В Москве мы продолжали часто видеться с Иосифом Уткиным, поскольку жили в одном и том же доме в Лаврушинском переулке в соседних подъездах. Рука болела у него до самой смерти, а умер он в 1944 году, когда ему было всего лишь сорок один год...
Ну, почему у нас в России так рано умирают поэты?!
Маленький томик его стихов, столь драгоценный для меня, – «На память милой Танюше!» – я получила в подарок от его жены Валентины уже после смерти поэта.
* * *
Мой папа, как я уже писала, был в Москве и постоянно по заданиям Совинформбюро вылетал на фронт. Мы с замиранием сердца ждали его писем. Моя бабушка то и дело заглядывала в окно нашей маленькой квартирки – не идет ли почтальон. И что он несет – письмо? Или... что-то другое? В нашем случае этот вестник добра – или наоборот ужасной беды – был худосочным, безусым парнишкой, которого подкармливали все, кто чем мог. Надо полагать, во всем Ташкенте, как и в других городах и населенных пунктах нашей необъятной Родины, не было такой руки, которая, принимая фронтовой треугольник письма от своих любимых, не возблагодарила бы чем-нибудь этого избавителя от мучительного ожидания. Во всяком случае, моя бабушка всякий раз выскакивала к нему навстречу на крыльцо и, не давая опустить долгожданный треугольник в щель почтоваго ящика, непременно одаривала парнишку чем могла – то сахаром, то яблоком, то сухарями из своих домашних запасов.
* * *
Остальные мужчины нашего двора пристроились работать в разные газеты и издательства – надо было содержать семью, а творчеством обеспечить самое скромное существование было весьма проблематично.
* * *
Молодые женщины – моя мама и Анна Никандровна Погодина – подлежали трудовой повинности и работали в детском приемнике, куда со всего Ташкента и области свозили детей, потерявшихся в неразберихе войны, отступления и бегства. Трагедия бездомных, осиротевших, перепуганных насмерть ребятишек, одна страшнее другой, ежедневно обрушивались на персонал приемника, и они как могли старались отогреть их, утешить. Хотя сами никакого утешения для себя не находили и возвращались домой без сил, измученные и угнетенные.

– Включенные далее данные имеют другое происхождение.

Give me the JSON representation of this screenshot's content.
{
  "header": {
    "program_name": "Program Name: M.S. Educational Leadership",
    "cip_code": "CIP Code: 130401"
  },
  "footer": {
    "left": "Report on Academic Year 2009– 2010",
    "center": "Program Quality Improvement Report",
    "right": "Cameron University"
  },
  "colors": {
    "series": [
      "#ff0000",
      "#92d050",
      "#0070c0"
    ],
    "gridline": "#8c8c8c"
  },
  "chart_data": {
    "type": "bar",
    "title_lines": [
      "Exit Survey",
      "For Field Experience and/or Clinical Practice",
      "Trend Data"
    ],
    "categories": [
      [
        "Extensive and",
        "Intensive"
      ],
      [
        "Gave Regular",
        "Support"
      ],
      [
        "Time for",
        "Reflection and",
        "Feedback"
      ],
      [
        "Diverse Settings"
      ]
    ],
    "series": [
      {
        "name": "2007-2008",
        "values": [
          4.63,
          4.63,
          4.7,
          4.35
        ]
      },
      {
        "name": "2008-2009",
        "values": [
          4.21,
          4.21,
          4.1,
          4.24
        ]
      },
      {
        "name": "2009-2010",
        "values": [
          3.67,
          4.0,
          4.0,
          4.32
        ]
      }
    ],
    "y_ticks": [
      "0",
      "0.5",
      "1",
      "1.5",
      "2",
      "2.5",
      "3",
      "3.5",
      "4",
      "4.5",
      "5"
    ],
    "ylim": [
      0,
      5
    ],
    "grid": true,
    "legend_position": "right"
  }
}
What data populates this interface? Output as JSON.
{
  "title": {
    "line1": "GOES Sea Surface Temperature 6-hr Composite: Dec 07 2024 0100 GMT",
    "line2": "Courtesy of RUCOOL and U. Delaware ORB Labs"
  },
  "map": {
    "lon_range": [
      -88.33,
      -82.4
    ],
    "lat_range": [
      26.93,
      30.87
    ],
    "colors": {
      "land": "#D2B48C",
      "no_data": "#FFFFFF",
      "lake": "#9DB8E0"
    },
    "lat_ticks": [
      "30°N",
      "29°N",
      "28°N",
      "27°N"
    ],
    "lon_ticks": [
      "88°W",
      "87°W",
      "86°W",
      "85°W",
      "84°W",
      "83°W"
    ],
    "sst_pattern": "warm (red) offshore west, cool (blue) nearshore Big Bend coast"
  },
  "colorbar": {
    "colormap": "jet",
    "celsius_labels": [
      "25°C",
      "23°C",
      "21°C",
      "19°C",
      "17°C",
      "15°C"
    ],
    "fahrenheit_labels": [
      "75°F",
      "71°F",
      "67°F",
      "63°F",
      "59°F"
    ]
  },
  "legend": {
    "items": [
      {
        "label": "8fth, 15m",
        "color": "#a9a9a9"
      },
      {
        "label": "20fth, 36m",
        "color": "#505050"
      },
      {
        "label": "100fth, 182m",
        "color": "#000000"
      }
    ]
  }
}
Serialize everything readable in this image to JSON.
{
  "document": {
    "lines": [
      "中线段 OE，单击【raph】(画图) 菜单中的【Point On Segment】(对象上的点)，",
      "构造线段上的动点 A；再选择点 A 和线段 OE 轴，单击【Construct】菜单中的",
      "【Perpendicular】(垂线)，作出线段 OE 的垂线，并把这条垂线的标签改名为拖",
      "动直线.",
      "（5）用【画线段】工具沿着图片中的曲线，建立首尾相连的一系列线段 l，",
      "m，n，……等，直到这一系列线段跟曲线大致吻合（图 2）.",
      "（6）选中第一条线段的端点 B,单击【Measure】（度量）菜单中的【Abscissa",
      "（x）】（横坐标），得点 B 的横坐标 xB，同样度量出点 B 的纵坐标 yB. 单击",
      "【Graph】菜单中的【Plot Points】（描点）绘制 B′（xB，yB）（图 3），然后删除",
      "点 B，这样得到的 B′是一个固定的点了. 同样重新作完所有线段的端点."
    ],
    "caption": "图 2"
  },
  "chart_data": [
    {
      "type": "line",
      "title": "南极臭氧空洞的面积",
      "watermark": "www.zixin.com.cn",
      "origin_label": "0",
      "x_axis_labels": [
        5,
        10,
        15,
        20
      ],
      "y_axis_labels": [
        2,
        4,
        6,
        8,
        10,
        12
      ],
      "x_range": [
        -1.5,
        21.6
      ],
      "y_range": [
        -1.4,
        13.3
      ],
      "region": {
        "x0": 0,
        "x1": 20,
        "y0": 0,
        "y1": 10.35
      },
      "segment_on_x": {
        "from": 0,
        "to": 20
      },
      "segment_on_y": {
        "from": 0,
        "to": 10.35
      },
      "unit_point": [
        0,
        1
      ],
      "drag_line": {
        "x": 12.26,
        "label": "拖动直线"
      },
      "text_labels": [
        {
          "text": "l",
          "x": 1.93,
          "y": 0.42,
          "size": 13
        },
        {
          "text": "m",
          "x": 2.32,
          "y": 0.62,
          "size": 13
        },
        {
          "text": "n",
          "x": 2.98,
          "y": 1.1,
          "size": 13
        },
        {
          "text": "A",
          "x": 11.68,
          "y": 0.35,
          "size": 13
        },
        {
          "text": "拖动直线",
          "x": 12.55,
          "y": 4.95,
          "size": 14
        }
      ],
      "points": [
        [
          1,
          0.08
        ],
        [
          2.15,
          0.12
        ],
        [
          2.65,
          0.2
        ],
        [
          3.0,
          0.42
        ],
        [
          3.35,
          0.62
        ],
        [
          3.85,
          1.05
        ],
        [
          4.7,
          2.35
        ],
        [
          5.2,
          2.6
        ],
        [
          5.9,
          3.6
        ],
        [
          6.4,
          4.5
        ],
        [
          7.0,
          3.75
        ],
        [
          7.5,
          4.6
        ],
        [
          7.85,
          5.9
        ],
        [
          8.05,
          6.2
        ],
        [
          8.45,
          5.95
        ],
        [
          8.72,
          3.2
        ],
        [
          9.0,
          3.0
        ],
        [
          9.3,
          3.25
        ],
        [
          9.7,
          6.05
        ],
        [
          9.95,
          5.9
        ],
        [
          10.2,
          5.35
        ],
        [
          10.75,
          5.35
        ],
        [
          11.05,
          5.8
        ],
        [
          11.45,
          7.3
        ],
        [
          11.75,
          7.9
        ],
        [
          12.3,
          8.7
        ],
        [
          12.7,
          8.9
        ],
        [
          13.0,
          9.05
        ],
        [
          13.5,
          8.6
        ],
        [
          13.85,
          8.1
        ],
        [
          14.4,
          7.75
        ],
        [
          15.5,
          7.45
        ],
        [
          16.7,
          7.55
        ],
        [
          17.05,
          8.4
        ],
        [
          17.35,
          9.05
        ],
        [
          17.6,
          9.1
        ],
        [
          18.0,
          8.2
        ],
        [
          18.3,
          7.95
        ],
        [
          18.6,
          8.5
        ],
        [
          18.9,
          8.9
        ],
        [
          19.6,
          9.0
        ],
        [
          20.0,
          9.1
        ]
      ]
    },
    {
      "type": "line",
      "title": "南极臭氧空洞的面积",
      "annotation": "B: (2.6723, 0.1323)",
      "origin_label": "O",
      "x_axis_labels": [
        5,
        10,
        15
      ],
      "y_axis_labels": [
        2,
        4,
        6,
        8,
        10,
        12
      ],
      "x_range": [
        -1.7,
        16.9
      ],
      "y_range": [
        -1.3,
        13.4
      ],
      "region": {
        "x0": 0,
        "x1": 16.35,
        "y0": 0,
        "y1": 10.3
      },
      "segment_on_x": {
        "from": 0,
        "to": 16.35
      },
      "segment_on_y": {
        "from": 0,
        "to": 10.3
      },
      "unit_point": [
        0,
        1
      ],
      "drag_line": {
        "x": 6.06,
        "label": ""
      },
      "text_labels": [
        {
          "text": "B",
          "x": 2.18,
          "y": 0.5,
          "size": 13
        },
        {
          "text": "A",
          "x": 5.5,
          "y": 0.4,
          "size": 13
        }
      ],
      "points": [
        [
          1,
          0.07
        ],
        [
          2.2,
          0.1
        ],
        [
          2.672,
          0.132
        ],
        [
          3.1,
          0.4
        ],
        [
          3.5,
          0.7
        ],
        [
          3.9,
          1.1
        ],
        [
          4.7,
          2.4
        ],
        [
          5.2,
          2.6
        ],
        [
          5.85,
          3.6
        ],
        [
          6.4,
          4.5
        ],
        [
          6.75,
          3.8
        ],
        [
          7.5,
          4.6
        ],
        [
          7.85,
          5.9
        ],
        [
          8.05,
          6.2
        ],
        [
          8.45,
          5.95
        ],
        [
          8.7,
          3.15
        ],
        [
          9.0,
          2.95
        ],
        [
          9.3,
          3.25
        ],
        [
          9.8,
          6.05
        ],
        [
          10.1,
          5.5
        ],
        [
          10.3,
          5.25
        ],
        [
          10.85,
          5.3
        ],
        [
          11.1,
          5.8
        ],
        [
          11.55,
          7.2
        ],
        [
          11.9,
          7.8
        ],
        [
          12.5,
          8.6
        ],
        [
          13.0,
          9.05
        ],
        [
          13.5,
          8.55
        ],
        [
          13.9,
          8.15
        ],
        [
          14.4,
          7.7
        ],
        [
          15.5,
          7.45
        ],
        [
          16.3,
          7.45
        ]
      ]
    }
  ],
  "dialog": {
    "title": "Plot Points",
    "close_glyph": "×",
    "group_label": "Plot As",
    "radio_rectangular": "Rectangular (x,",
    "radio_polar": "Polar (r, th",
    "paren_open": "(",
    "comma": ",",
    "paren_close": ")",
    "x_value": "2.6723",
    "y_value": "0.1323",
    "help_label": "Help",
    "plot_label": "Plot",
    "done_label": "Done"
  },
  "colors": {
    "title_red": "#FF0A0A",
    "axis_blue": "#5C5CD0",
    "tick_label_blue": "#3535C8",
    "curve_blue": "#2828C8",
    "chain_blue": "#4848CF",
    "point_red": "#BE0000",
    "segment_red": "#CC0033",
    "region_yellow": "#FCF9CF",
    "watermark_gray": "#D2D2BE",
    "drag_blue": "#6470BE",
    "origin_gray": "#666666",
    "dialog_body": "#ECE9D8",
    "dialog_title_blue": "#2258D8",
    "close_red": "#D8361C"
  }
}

Ну, а в случае с Еленой Сергеевной Булгаковой население нашего двора пережило настоящий шок – выяснилось, что никакой трудовой повинности она по возрасту не подлежит. Глядя на это прелестное лицо, на эту осанку, на весь ее лучезарный облик, невозможно было себе представить, что и она может иметь солидный возраст. Во всяком случае, все имеющиеся в наличии мужчины замирали при появлении булгаковской Музы, а поэт Владимир Луговской был сражен наповал...
В Ташкент Елена Сергеевна привезла с собой бесценный груз – рукопись неопубликованного романа М. Булгакова «Мастер и Маргарита». Известно, что, умирая на руках у жены, Булгаков просил ее давать читать друзьям свой роман: «Чтобы знали, чтобы знали», – прошептал он из последних сил. Это завещание своего мужа Елена Сергеевна свято выполняла, и по всему нашему двору ходила эта запрещенная и столь опасная рукопись. Но никакой утечки информации, как говорится, не произошло, и посвященные лишь переговаривались полушепотом, сокрушаясь, скорбя и надеясь. Ждать появления в печати «Мастера и Маргариты», как всем известно, пришлось едва ли не четверть века, пока, наконец, в № 11 за 1966 год и в № 1 за 1967 год в журнале «Москва» роман с большими купюрами не был представлен читающей публике.
* * *
Мы с бабушкой уезжали из Ташкента, когда обстановка в городе становилась поистине катастрофической. Всеми видами транспорта в Ташкент прибывали потоки беженцев, они разбивали палатки прямо на площадях, лепясь по возможности поближе к фонтанам, или к арыкам, а то и просто располагались на тюках под открытым небом, благословляя азиатский климат и неизвестно где справляя насущные человеческие потребности. По городу расползались инфекционные заболевания – сыпной и брюшной тиф, дизентерия. Шло повальное воровство. Узбекские власти не в состоянии были справиться с этими стихийными последствиями войны. Некогда «хлебному городу Ташкенту» грозил голод.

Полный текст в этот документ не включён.